Search code examples
asp.net-coretpl-dataflow

How to integrate TPL Dataflow in ASP NET Core


Hello have looked with intense interest lately to TPL Dataflow and i want to integrate it in my ASP .NET Core application. I want to use it as a pipeline where multiple methods from different parts of application can post data to this DataFlow chain. What i do not know is where do you store your link of blocks in case you want them to be called from multiple places?

Producer

public class Producer
{
    private BufferBlock<int> startBlock{get;}
    private ActionBlock<int> ioBlock{get;}
    private IOService service;

    private void InitializeChain()
    {
       this.startBlock=new BufferBlock<int>();
       var transformLink=new TransformBlock<int,string>([something]);
       // some chain of blocks here 
       this.ioBlock=new ActionBlock<int>(async(x)=>await this.service.WriteAsync(x));
       this.startBlock.LinkTo([someBlock]).LinkTo([someOtherBlock])......LinkTo(ioBlock);
    }
    public async Task AddAsync(int data)
    {
        this.BufferBlock.Post(data);
    }
    public Producer(IOService service)
    {
        this.service=service;
        this.InitializeChain();
    }
}

API Producers
I am envisioning this Producer getting called from multiple parts of my application , well use Controller-s for brevity:

public class C1:Controller
{
    private Producer producer;
    [HttpPost]
    [Route([someroute])
    public async Task SomeRoute(int data)
    {
        await  this.producer.AddAsync(data);
    }
    [HttpGet]
    [Route([someotherroute])
    public async Task SomeOtherRoute(int data)
    {
        await  this.producer.AddAsync(data);
    }
    public C1(Producer producer)
    {
      this.producer=producer;
    }
}

Startup

  public void ConfigureServices(IServiceCollection services) {
           services.AddSingleton<Producer>();
  }

This can be extended to a multiple Controller scenario or deeper in the hierarchy.

Now my question would be:
How should the Producer that keeps the Dataflow chain be injected ? Should it be transient ? Should the Blocks be instantiated on every call ?

I do not know if this design is ok.I know TPL Dataflow is threadsafe , but can it be used this way?

P.S I basically do not know in what form to keep my Dataflow pipeline and its lifetime , if i want it to be available per the entire scope of my ASP NET Core application. I want to fetch data from multiple endpoints (directly or deeper in the call hierarchy) , batch them ,transform them , and control the way they are in the end written to an external source (async operation). Does this play nice with the already existing ThreadPool of ASP NET Core ?

P.S 2: This question also haunts me for an Rx equivalent.


Solution

  • I recommend not directly linking your controllers to your background processor. For reliability reasons, there should be a persistent queue in between them. This can be an Azure Queue, Amazon Simple Queue, or even something old school like MSMQ or a database.

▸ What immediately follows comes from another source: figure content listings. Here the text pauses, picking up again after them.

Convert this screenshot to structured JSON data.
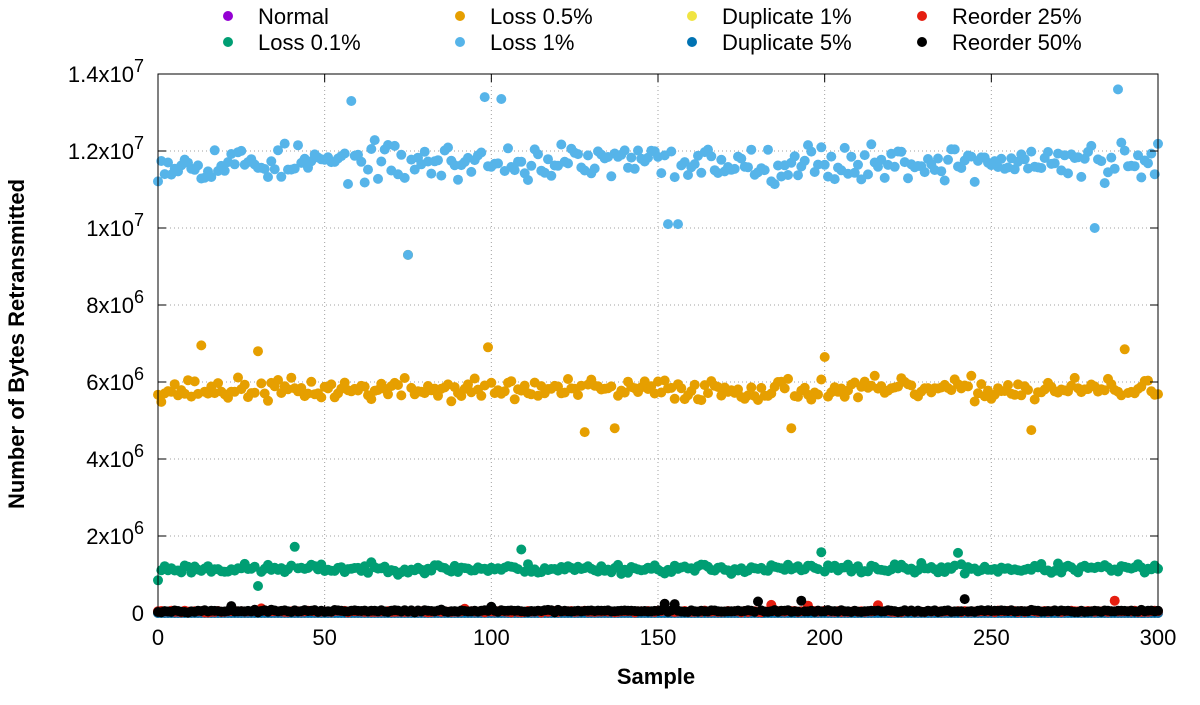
{
  "chart_data": {
    "type": "scatter",
    "title": "",
    "xlabel": "Sample",
    "ylabel": "Number of Bytes Retransmitted",
    "xlim": [
      0,
      300
    ],
    "ylim": [
      0,
      14000000
    ],
    "grid": true,
    "legend_position": "top",
    "x_ticks": [
      {
        "value": 0,
        "label": "0"
      },
      {
        "value": 50,
        "label": "50"
      },
      {
        "value": 100,
        "label": "100"
      },
      {
        "value": 150,
        "label": "150"
      },
      {
        "value": 200,
        "label": "200"
      },
      {
        "value": 250,
        "label": "250"
      },
      {
        "value": 300,
        "label": "300"
      }
    ],
    "y_ticks": [
      {
        "value": 0,
        "base": "0",
        "exp": ""
      },
      {
        "value": 2000000,
        "base": "2x10",
        "exp": "6"
      },
      {
        "value": 4000000,
        "base": "4x10",
        "exp": "6"
      },
      {
        "value": 6000000,
        "base": "6x10",
        "exp": "6"
      },
      {
        "value": 8000000,
        "base": "8x10",
        "exp": "6"
      },
      {
        "value": 10000000,
        "base": "1x10",
        "exp": "7"
      },
      {
        "value": 12000000,
        "base": "1.2x10",
        "exp": "7"
      },
      {
        "value": 14000000,
        "base": "1.4x10",
        "exp": "7"
      }
    ],
    "series": [
      {
        "name": "Normal",
        "color": "#9400d3",
        "model": {
          "kind": "near-zero",
          "base": 0,
          "spread": 0,
          "seed": 11
        }
      },
      {
        "name": "Loss 0.1%",
        "color": "#009e73",
        "model": {
          "kind": "noise",
          "base": 1150000,
          "spread": 180000,
          "seed": 23,
          "outliers": [
            [
              41,
              1720000
            ],
            [
              109,
              1650000
            ],
            [
              199,
              1580000
            ],
            [
              240,
              1560000
            ],
            [
              30,
              700000
            ],
            [
              0,
              850000
            ]
          ]
        }
      },
      {
        "name": "Loss 0.5%",
        "color": "#e69f00",
        "model": {
          "kind": "noise",
          "base": 5800000,
          "spread": 420000,
          "seed": 37,
          "outliers": [
            [
              13,
              6950000
            ],
            [
              30,
              6800000
            ],
            [
              99,
              6900000
            ],
            [
              200,
              6650000
            ],
            [
              290,
              6850000
            ],
            [
              128,
              4700000
            ],
            [
              190,
              4800000
            ],
            [
              262,
              4750000
            ],
            [
              137,
              4800000
            ],
            [
              75,
              9300000
            ]
          ]
        }
      },
      {
        "name": "Loss 1%",
        "color": "#56b4e9",
        "model": {
          "kind": "noise",
          "base": 11700000,
          "spread": 700000,
          "seed": 53,
          "outliers": [
            [
              75,
              9300000
            ],
            [
              98,
              13400000
            ],
            [
              288,
              13600000
            ],
            [
              103,
              13350000
            ],
            [
              58,
              13300000
            ],
            [
              153,
              10100000
            ],
            [
              156,
              10100000
            ],
            [
              281,
              10000000
            ]
          ]
        }
      },
      {
        "name": "Duplicate 1%",
        "color": "#f0e442",
        "model": {
          "kind": "near-zero",
          "base": 0,
          "spread": 0,
          "seed": 61
        }
      },
      {
        "name": "Duplicate 5%",
        "color": "#0072b2",
        "model": {
          "kind": "near-zero",
          "base": 0,
          "spread": 0,
          "seed": 71
        }
      },
      {
        "name": "Reorder 25%",
        "color": "#e51e10",
        "model": {
          "kind": "near-zero",
          "base": 40000,
          "spread": 30000,
          "seed": 83,
          "outliers": [
            [
              287,
              320000
            ],
            [
              184,
              210000
            ],
            [
              216,
              200000
            ],
            [
              195,
              190000
            ],
            [
              31,
              120000
            ],
            [
              92,
              110000
            ]
          ]
        }
      },
      {
        "name": "Reorder 50%",
        "color": "#000000",
        "model": {
          "kind": "near-zero",
          "base": 50000,
          "spread": 40000,
          "seed": 97,
          "outliers": [
            [
              242,
              360000
            ],
            [
              193,
              320000
            ],
            [
              180,
              300000
            ],
            [
              152,
              240000
            ],
            [
              155,
              230000
            ],
            [
              22,
              180000
            ],
            [
              100,
              160000
            ]
          ]
        }
      }
    ],
    "points_per_series": 301
  }
}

    Your processor can be independent (Azure Function, Amazon Lambda, or old school like Win32 service), or it can be part of your web app (ASP.NET Core hosted service).

    Your controller writes to the persistent queue and then returns. Your processor then reads messages from the queue and processes them. Your processor is what would use TPL Dataflow or Rx - whichever is more natural.